Текст книги "Том 4. Травой не порастет… ; Защищая жизнь…"
Автор книги: Евгений Носов
Жанры:
Классическая проза
,сообщить о нарушении
Текущая страница: 26 (всего у книги 35 страниц)
На открытой середине двора высилась летняя глинобитная печка, из которой буквой «Г» торчала вмазанная самоварная труба, делавшая все сооружение похожим на лежащего гуся. Птица-печка вскинутой трубой нацеленно глядела в небо, будто тяготясь своей обескрыленностью и неволей.
– А хорошо тут у тебя! – с городской завистью оценил я.– И не подумаешь, что за черными руинами вдруг такой пригожий уголок.
– Ась? Чего говоришь?
– Говорю, у тебя тут два дома: один черный, а другой – белый…
– Ага, ага…– согласно закивала она.– Куда ж денешься… Один от другого не оттащишь. Одна стена между ними. Дак и вся моя жизнь такая: черно-белая. … Вот и кот у меня где черный, где белый… Небось, одним глазом глядит днем, а другим – ночью.
– Откуда такой? – Я дружески протянул к нему руку, но кот, зашипев, спрыгнул с подоконника.

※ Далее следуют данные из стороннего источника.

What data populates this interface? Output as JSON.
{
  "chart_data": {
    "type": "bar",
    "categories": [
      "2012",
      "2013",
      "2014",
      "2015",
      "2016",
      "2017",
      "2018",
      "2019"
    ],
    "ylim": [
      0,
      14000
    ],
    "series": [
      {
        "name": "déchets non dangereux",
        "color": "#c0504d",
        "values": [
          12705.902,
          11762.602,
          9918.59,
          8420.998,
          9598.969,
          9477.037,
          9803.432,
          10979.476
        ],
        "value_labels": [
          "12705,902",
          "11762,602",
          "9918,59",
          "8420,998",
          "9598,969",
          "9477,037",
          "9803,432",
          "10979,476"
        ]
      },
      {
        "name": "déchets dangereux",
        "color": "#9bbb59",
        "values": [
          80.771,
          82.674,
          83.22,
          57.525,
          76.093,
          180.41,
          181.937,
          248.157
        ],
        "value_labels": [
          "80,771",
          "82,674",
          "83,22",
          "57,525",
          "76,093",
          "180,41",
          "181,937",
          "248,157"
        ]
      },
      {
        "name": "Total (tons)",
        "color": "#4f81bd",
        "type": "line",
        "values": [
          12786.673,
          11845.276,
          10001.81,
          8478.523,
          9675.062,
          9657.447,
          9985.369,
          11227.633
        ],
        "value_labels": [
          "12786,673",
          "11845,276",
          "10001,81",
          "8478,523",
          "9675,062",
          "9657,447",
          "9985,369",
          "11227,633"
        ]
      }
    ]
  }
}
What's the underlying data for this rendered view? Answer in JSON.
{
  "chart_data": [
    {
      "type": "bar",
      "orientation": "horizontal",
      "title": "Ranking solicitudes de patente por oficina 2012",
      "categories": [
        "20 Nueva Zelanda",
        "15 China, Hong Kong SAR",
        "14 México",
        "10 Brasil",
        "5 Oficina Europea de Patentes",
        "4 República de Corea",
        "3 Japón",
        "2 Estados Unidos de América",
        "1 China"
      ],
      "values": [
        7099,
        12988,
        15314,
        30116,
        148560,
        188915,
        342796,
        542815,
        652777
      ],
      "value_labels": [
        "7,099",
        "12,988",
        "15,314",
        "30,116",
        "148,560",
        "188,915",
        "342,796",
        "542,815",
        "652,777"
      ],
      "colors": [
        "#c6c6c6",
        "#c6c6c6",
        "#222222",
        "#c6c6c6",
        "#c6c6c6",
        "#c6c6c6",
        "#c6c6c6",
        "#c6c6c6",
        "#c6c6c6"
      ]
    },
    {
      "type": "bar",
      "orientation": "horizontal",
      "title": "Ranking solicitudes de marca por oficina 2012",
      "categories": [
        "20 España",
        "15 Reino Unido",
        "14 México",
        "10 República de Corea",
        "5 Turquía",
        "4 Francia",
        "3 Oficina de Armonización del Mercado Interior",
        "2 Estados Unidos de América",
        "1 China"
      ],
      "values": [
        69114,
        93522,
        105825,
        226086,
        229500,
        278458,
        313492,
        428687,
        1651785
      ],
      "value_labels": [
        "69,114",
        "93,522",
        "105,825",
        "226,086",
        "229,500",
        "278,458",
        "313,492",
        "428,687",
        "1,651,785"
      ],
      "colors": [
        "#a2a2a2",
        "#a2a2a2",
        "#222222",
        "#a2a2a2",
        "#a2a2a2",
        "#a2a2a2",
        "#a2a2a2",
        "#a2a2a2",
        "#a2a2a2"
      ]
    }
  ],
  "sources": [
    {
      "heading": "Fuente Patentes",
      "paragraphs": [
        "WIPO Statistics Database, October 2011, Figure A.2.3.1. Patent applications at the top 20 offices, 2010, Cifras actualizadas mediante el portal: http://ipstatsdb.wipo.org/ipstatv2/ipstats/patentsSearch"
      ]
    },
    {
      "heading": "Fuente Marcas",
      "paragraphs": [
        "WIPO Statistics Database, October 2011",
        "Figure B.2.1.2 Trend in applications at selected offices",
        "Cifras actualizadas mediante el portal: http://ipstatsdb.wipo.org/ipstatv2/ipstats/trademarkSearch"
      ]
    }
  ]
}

– Сам пришел. Еще писклёнком… Сидел на обгорелом бревне и пикал… а может, и не кот это?..
– А кто же?
– А-а…– отмахнулась она.– Это я так…
Замок наконец открылся, и я вслед за Лукьяновной машинально вошел в жилье, на большей части которого располагалась обширная печь прежних времен, занавешенная посконью {81}. Оставшегося места хватаю лишь на топчан, сундук и двустворчатый стол у оконца. Единственную табуретку приткнуть уже не было куда, и она неприкаянно обитала на середине келейки. Поверху же, на уровне глаз, разместились: над сундуком – подвесной посудничек, в углу, за лампадкой, темная иконка Смоленской Одигитрии, а над топчаном, в общей раме за стеклом – с десяток разновеликих фотографий. Все здесь впору лишь для одного человека, другой был бы уже лишним. Таковым и почувствовал я себя, когда присел на предложенную табуретку, сразу заняв все кубы и квадратные метры.
Тем временем Лукьяновна сняла плащ, размотала платок, повесила одежку у двери на гвоздик и осталась в каком-то казенного вида сером халате, кои нашивали уборщицы, разнорабочие и прочие подсобники, отчего стала похожей уже не на выпь, а на какую-то еще меньшую серенькую птаху, привыкшую к тесноте своей клетки, наперстку воды и щепотке проса.
– Погоди, чаю согрею,– сказала она, распахнув посудничек.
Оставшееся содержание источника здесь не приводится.